Lula prosseguiu: “Nós agora precisamos criar um movimento para restabelecer a democracia nesse país. Esse país já tem tamanho demais para continuar sendo governado por alguém posto por uma Câmara de forma totalmente ilegal.” Os controladores de Washington devem estar imaginando que alguma coisa subiu à cabeça de Lula.
“A gente tem que começar a construir uma coisa mais forte, uma coisa que junte mais gente”, exortou Lula. “Cada um deixe o seu probleminha de lado.” Réu três vezes, Lula reconheceu: “Os adversários até agora foram mais competentes do que a gente. Ficamos gritando ‘Fora Temer’ e eles tiraram a Dilma. E colocaram o Temer. E eles fazem tudo, tudo, tudo de forma inconstitucional. Quebraram a legalidade para poder agir de forma inconstitucional. E agora são os direitos dos trabalhadores. Eles vão, efetivamente, destruir o que nós conquistamos nesse país.”
Sempre disposto a fazer o favor de socorrer o Brasil, Lula pediu a todos que esqueçam o seu drama de triplo réu. “Quero dizer pra vocês que o menor caso nesse país é o meu.
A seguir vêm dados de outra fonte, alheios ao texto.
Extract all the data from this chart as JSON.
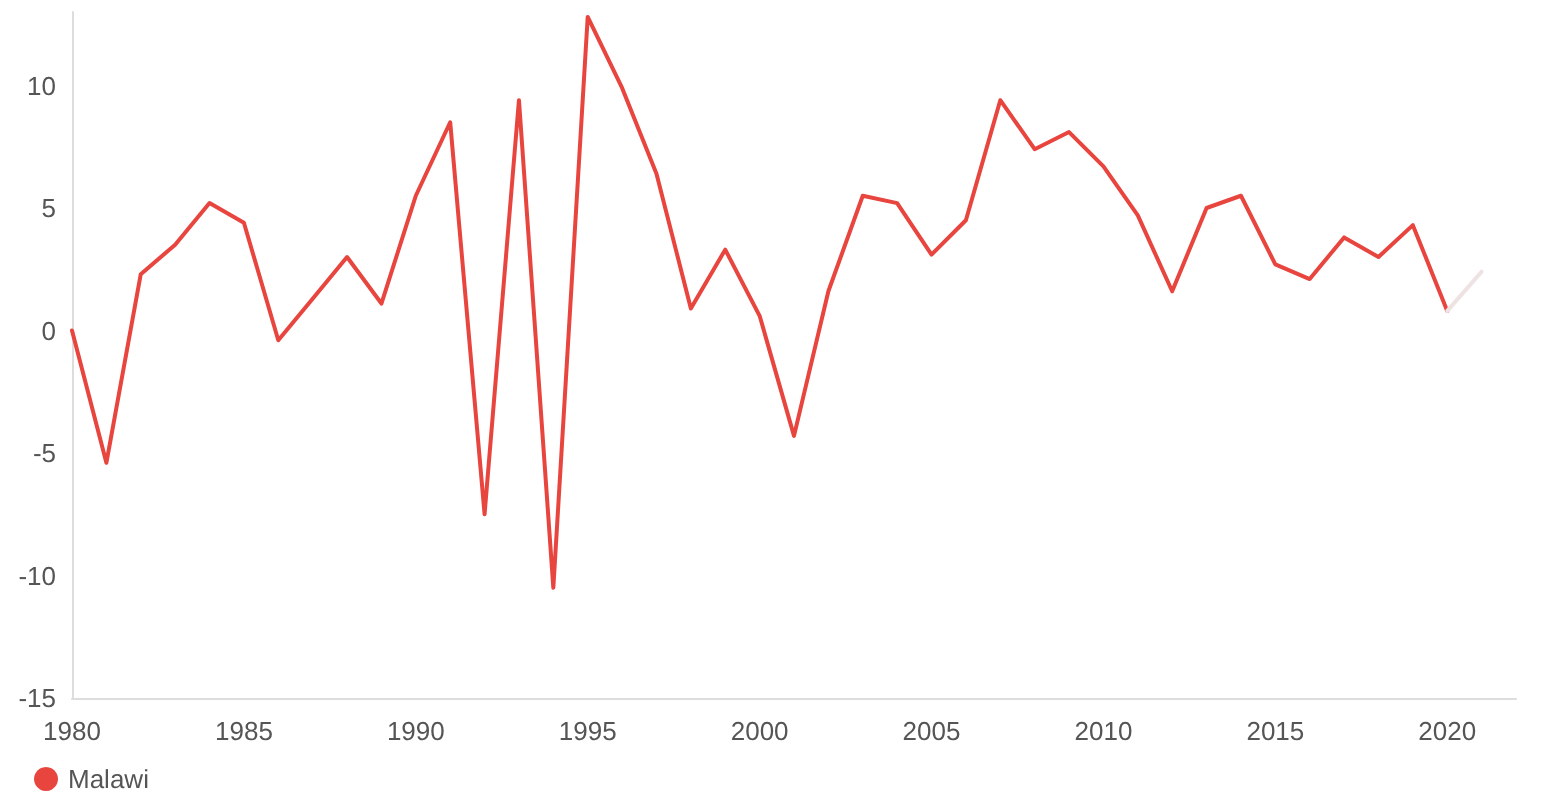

Tenho dito pras pessoas: não se preocupem com o meu caso. Eu tenho casco de tartaruga, já tenho 71 anos de vida. A gente tem que se preocupar muito é com o que eles vão começar a fazer com o movimento social, porque se a moda pega…”
Se você não consegue acreditar na conspiração que Lula enxerga, saiba que o seu ceticismo o leva a perder muita coisa. A metafísica é sempre mais divertida do que o materialismo. De resto, as teorias conspiratórias são cheias de intriga e emoção. Quem resiste a elas se priva dos prazeres que um bom romance costuma proporcionar.
O Brasil do romance de Lula é um país mais simples. Nele, há “um processo de criminalização da esquerda em andamento.” Você é que complica as coisas com essa sua mania de achar que o problema nunca foi de esquerda ou de direita. A questão é que tem sempre meia dúzia por cima, assaltando o que pertence à legião que está por baixo.
Na ficção de Lula, o Brasil convive com “um monte de instituições totalmente desmoralzidas.” Para ele, “o país perdeu a autorirade.” Enquanto isso, nossos controladores americanos decidem o que vão fazer com o PT depois que o eleitorado brasileiro surrou a legenda nas urnas. A turma da sala de Washington se diverte muito com o PT e com os discursos de Lula.